GENAIPABENCH: A Benchmark for Generative AI-based Privacy Assistants

Abstract

In the age of data-driven technology, privacy has emerged as a critical concern for both users and organizations. Privacy policies are widely used to outline the data management practices of a company. However, it has been demonstrated that privacy policies, as well as regulations, are generally too complex for people, which motivates the need for privacy assistants. The emergence of generative AI (genAI) technology presents an opportunity to improve the capabilities of privacy assistants to answer questions people might have about their privacy. However, while textual genAI technology generates content that seems accurate, it is been shown that it can generate fake/incorrect information (e.g., due to its tendency to hallucinate) which might mislead the user.

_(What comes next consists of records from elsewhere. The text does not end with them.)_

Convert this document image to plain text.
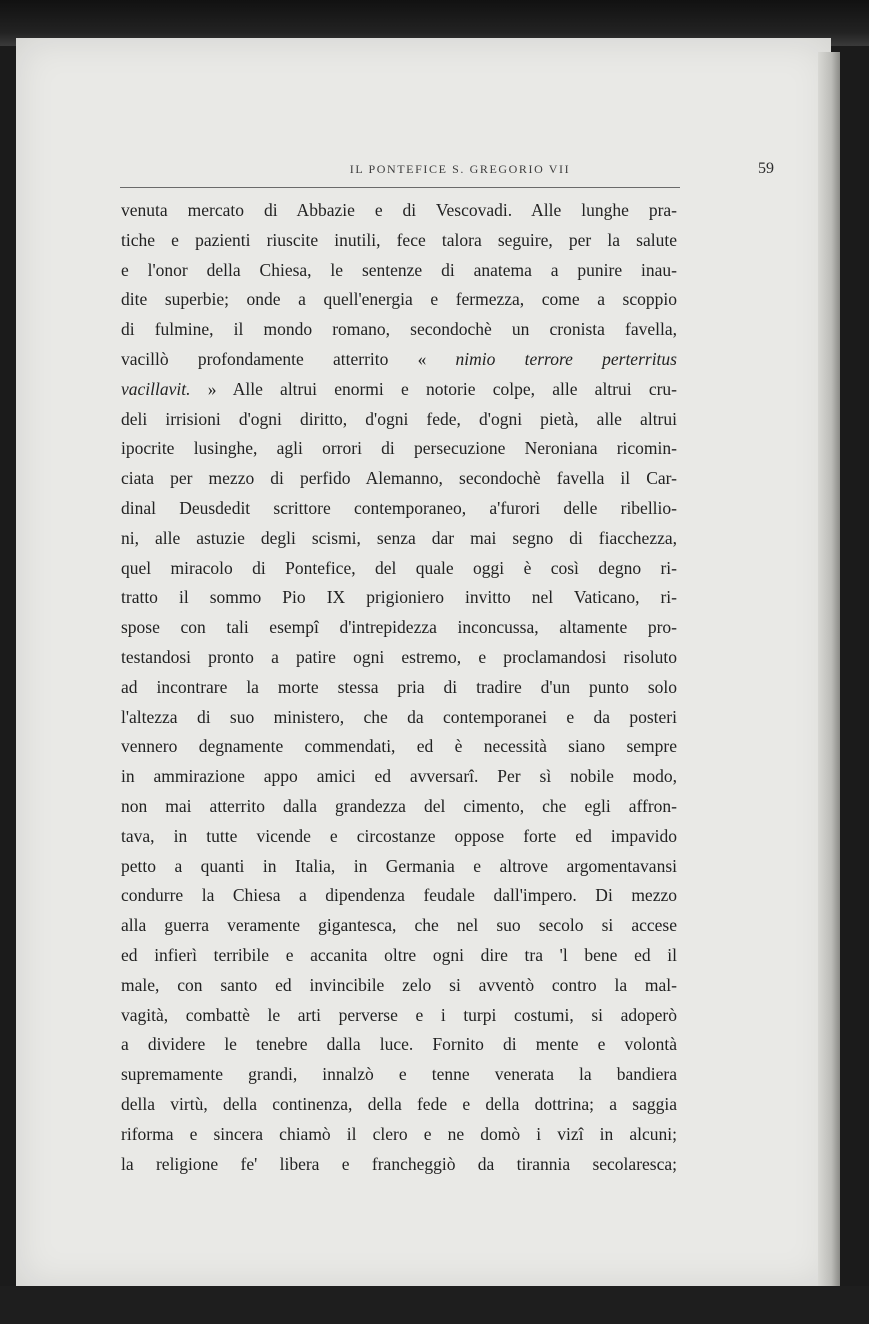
IL PONTEFICE S. GREGORIO VII	59
venuta mercato di Abbazie e di Vescovadi. Alle lunghe pra-
tiche e pazienti riuscite inutili, fece talora seguire, per la salute
e l'onor della Chiesa, le sentenze di anatema a punire inau-
dite superbie; onde a quell'energia e fermezza, come a scoppio
di fulmine, il mondo romano, secondochè un cronista favella,
vacillò profondamente atterrito « nimio terrore perterritus
vacillavit. » Alle altrui enormi e notorie colpe, alle altrui cru-
deli irrisioni d'ogni diritto, d'ogni fede, d'ogni pietà, alle altrui
ipocrite lusinghe, agli orrori di persecuzione Neroniana ricomin-
ciata per mezzo di perfido Alemanno, secondochè favella il Car-
dinal Deusdedit scrittore contemporaneo, a'furori delle ribellio-
ni, alle astuzie degli scismi, senza dar mai segno di fiacchezza,
quel miracolo di Pontefice, del quale oggi è così degno ri-
tratto il sommo Pio IX prigioniero invitto nel Vaticano, ri-
spose con tali esempî d'intrepidezza inconcussa, altamente pro-
testandosi pronto a patire ogni estremo, e proclamandosi risoluto
ad incontrare la morte stessa pria di tradire d'un punto solo
l'altezza di suo ministero, che da contemporanei e da posteri
vennero degnamente commendati, ed è necessità siano sempre
in ammirazione appo amici ed avversarî. Per sì nobile modo,
non mai atterrito dalla grandezza del cimento, che egli affron-
tava, in tutte vicende e circostanze oppose forte ed impavido
petto a quanti in Italia, in Germania e altrove argomentavansi
condurre la Chiesa a dipendenza feudale dall'impero. Di mezzo
alla guerra veramente gigantesca, che nel suo secolo si accese
ed infierì terribile e accanita oltre ogni dire tra 'l bene ed il
male, con santo ed invincibile zelo si avventò contro la mal-
vagità, combattè le arti perverse e i turpi costumi, si adoperò
a dividere le tenebre dalla luce. Fornito di mente e volontà
supremamente grandi, innalzò e tenne venerata la bandiera
della virtù, della continenza, della fede e della dottrina; a saggia
riforma e sincera chiamò il clero e ne domò i vizî in alcuni;
la religione fe' libera e francheggiò da tirannia secolaresca;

This paper presents, GENAIPABENCH, a novel privacy benchmark to evaluate the performance of generative AI-based privacy assistants (GenAIPAs). GENAIPABENCH includes: 1) A comprehensive set of questions about an organization’s privacy policy along with annotated answers and data protection regulation questions; 2) A set of metrics to evaluate the answers obtained from the generative AI system; 3) An evaluation tool that generates appropriate prompts to introduce the system to the privacy document and different variations of the privacy questions to evaluate its robustness. We present an evaluation of OpenAI’s ChatGPT using GENAIPABENCH. Our findings indicate that ChatGPT holds considerable promise as a privacy agent, although it experiences challenges such as handling complex tasks, ensuring response consistency, and accurately referencing the information provided.